Why semispace instead of marksweep?
Semispace allocation is simple, fast, and has no fragmentation. On a 16MB console, fragmentation could eventually make large allocations fail even when total free memory still exists. The tradeoff is that only half of the GC-managed semispace heap is usable at once, which is acceptable for the intended game workloads. The current large-allocation bypass has additional tradeoffs and limitations; see #6.
Why cooperative instead of preemptive?
Preemptive scheduling can improve fairness and timer responsiveness, but it also needs more machinery: timer-driven interruption, safepoints, and extra bookkeeping. On a single-core Dreamcast, that machinery still would not make Go goroutines run in parallel, so libgodc currently favors a simpler cooperative model.

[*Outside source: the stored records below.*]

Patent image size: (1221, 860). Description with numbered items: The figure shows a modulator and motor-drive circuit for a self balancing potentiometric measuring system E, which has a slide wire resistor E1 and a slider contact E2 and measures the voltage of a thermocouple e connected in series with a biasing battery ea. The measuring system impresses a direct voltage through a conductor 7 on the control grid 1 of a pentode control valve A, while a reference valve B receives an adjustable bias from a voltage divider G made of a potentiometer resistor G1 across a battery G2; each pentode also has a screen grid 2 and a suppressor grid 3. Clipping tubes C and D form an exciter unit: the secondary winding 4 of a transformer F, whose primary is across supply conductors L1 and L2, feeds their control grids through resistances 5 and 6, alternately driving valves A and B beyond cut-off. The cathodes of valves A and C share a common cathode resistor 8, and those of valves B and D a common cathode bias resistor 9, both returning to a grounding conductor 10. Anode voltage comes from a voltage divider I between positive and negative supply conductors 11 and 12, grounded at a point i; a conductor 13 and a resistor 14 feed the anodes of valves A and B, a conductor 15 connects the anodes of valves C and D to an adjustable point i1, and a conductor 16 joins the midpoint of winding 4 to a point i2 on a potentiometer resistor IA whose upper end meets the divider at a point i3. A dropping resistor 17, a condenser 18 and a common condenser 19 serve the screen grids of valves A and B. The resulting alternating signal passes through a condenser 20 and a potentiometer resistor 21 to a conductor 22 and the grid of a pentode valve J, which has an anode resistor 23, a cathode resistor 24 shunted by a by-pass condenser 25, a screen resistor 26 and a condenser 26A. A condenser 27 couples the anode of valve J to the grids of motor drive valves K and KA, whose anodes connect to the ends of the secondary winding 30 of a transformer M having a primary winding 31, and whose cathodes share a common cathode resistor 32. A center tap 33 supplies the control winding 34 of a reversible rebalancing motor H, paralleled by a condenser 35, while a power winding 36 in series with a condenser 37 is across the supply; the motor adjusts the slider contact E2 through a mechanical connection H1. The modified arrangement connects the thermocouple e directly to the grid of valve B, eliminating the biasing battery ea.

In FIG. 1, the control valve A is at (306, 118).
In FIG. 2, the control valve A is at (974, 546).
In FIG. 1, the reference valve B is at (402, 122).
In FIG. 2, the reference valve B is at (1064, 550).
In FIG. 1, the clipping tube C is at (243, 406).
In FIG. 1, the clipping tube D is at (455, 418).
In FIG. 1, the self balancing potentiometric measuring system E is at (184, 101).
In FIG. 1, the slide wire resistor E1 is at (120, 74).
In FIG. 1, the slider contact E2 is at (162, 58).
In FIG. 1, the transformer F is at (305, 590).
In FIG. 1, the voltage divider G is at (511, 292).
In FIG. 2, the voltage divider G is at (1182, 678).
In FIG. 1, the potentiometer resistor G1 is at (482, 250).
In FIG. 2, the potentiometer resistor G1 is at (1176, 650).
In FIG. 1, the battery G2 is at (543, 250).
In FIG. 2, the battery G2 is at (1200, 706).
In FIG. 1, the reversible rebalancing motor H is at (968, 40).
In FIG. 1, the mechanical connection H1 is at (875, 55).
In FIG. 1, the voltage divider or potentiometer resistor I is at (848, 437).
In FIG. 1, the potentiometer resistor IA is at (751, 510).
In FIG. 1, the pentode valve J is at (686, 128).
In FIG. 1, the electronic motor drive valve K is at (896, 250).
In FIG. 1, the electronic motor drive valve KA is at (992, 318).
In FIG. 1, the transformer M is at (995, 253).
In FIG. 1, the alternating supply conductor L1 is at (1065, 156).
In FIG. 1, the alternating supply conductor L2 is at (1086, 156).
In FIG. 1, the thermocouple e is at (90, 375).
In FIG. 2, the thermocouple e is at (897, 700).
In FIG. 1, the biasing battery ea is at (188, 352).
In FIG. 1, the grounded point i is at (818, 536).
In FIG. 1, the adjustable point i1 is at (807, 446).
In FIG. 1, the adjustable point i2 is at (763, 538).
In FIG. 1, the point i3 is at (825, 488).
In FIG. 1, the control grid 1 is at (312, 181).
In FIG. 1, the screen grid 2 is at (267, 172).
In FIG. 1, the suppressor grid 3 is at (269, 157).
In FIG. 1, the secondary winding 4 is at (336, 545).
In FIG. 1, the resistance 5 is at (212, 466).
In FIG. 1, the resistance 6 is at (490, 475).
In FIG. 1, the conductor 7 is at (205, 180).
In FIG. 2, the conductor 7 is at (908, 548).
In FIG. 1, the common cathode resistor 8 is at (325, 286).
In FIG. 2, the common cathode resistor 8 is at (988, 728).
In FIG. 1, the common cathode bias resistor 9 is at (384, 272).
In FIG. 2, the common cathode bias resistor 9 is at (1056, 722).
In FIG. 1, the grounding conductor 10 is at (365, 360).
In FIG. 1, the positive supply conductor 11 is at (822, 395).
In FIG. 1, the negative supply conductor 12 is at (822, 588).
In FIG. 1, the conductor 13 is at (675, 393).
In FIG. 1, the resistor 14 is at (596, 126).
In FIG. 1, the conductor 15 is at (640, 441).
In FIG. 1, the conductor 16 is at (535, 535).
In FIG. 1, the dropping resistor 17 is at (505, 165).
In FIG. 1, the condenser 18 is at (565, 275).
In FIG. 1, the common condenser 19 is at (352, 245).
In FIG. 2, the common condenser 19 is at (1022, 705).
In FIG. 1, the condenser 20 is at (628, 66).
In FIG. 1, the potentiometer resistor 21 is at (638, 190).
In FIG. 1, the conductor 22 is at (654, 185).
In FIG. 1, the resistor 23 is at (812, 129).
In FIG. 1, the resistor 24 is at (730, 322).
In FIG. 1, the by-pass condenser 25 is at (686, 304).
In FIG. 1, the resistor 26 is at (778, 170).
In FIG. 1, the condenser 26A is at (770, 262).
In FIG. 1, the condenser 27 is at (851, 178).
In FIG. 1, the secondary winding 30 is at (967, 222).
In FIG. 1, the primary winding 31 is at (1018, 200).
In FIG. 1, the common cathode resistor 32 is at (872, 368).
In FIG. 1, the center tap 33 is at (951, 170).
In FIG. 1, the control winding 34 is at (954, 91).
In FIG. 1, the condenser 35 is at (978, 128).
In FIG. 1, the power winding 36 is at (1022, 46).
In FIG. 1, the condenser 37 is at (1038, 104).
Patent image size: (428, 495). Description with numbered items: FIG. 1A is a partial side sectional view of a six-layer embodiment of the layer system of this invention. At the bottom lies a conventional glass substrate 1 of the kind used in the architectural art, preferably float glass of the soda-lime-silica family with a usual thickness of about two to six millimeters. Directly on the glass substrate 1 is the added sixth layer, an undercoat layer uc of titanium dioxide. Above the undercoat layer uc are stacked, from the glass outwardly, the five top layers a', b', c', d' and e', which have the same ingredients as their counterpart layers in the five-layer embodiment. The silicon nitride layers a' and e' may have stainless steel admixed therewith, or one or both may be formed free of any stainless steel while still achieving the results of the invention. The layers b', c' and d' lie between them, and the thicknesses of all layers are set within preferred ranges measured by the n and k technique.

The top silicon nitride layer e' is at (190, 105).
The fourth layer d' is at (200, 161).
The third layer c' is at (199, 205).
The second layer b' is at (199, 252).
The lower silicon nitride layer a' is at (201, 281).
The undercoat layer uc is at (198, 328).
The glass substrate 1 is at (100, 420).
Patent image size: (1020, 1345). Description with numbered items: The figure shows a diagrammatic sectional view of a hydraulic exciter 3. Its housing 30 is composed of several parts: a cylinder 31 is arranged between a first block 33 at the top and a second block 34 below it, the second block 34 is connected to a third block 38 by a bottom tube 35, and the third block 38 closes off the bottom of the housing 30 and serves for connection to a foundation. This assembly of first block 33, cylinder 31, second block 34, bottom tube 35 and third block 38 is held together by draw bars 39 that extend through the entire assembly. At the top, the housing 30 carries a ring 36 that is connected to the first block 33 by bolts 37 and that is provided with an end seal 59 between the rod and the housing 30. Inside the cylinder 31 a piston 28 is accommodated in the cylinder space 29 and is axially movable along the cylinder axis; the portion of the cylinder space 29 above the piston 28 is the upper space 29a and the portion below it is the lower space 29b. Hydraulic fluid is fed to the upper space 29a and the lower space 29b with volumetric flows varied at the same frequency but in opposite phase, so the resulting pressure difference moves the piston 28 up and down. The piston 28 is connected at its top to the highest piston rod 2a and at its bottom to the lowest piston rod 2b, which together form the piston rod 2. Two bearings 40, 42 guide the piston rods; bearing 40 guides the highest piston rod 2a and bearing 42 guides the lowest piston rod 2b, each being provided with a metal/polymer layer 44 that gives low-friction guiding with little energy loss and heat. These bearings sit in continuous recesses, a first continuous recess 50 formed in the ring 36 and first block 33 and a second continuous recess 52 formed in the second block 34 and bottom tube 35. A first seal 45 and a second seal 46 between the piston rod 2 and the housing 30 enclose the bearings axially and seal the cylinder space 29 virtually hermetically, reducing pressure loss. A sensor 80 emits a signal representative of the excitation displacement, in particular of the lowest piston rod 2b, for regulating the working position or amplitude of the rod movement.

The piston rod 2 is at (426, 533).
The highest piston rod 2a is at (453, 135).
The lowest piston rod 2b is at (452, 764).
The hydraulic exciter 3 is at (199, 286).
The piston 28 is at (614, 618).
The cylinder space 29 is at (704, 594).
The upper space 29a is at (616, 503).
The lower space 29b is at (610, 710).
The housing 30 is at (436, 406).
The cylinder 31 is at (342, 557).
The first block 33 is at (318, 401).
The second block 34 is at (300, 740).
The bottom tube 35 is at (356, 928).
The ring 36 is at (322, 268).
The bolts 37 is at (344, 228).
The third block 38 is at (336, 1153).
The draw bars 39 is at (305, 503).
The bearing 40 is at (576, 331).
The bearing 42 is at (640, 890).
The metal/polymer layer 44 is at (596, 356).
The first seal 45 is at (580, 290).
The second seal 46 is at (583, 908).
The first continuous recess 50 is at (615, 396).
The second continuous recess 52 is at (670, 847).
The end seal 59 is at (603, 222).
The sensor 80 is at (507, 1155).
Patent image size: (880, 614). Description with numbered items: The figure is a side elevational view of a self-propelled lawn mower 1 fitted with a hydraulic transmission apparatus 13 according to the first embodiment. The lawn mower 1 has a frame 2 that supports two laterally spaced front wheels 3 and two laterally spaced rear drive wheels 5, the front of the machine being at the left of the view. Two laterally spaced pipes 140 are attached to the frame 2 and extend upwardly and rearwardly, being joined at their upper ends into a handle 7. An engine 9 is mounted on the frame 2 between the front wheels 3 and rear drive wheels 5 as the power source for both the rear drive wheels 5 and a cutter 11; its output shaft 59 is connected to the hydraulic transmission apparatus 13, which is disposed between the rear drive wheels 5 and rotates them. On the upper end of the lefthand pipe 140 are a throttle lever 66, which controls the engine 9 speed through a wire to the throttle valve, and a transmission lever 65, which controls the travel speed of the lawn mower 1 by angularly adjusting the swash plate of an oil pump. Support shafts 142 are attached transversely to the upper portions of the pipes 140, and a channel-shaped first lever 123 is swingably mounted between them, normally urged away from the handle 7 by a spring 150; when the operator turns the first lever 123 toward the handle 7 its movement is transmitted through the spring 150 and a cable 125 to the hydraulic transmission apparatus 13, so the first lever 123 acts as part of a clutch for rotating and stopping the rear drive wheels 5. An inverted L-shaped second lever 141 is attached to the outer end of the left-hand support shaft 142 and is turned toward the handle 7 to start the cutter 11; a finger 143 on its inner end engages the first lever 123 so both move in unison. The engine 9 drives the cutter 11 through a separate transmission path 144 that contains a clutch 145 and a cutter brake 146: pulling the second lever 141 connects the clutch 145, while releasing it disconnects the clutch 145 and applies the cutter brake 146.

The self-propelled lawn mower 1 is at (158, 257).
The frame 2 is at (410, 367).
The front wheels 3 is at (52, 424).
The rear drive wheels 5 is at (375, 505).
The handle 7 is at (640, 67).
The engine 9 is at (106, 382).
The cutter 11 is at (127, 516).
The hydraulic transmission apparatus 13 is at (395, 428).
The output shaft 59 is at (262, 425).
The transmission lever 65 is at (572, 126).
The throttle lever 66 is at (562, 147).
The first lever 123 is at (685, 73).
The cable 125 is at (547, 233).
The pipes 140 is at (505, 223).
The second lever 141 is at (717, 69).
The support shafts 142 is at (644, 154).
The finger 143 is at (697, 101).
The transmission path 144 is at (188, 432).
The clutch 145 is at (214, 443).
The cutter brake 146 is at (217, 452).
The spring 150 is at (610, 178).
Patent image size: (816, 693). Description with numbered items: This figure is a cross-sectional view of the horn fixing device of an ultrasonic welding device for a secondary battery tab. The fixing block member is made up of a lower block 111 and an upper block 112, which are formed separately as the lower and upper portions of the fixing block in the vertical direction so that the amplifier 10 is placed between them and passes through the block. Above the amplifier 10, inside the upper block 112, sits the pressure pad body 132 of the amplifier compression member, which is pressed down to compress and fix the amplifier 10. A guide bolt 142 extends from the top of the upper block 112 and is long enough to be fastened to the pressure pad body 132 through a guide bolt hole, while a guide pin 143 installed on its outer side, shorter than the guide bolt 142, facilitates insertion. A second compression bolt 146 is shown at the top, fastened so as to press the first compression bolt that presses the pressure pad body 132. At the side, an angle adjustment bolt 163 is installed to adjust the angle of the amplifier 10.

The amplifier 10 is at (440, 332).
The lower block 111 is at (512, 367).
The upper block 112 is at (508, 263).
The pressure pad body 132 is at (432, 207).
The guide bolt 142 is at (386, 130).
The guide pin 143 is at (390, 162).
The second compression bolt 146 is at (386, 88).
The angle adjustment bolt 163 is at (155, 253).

Follow-up work on fairness without abandoning the single-threaded design is tracked in #12.
Why fixed stacks instead of growable?
Growable stacks require both compiler support and runtime machinery to detect
overflow, allocate a larger stack, copy active frames, and resume execution on
the new stack. Fixed stacks remove that machinery and fit the current
-fno-split-stack model, which keeps the runtime much simpler. The tradeoff is
that stack size becomes a real limit rather than something the runtime can
expand dynamically. The current default is 64KB for spawned goroutines, but
that is not a universal guarantee. Related follow-up work is tracked in
#4,
#5, and
#10.
References
Cheney, C.J. “A Nonrecursive List Compacting Algorithm.” CACM, 1970. Jones & Lins. “Garbage Collection.” Wiley, 1996. The Go Programming Language Specification. KallistiOS Documentation. SH4 Software Manual, Renesas.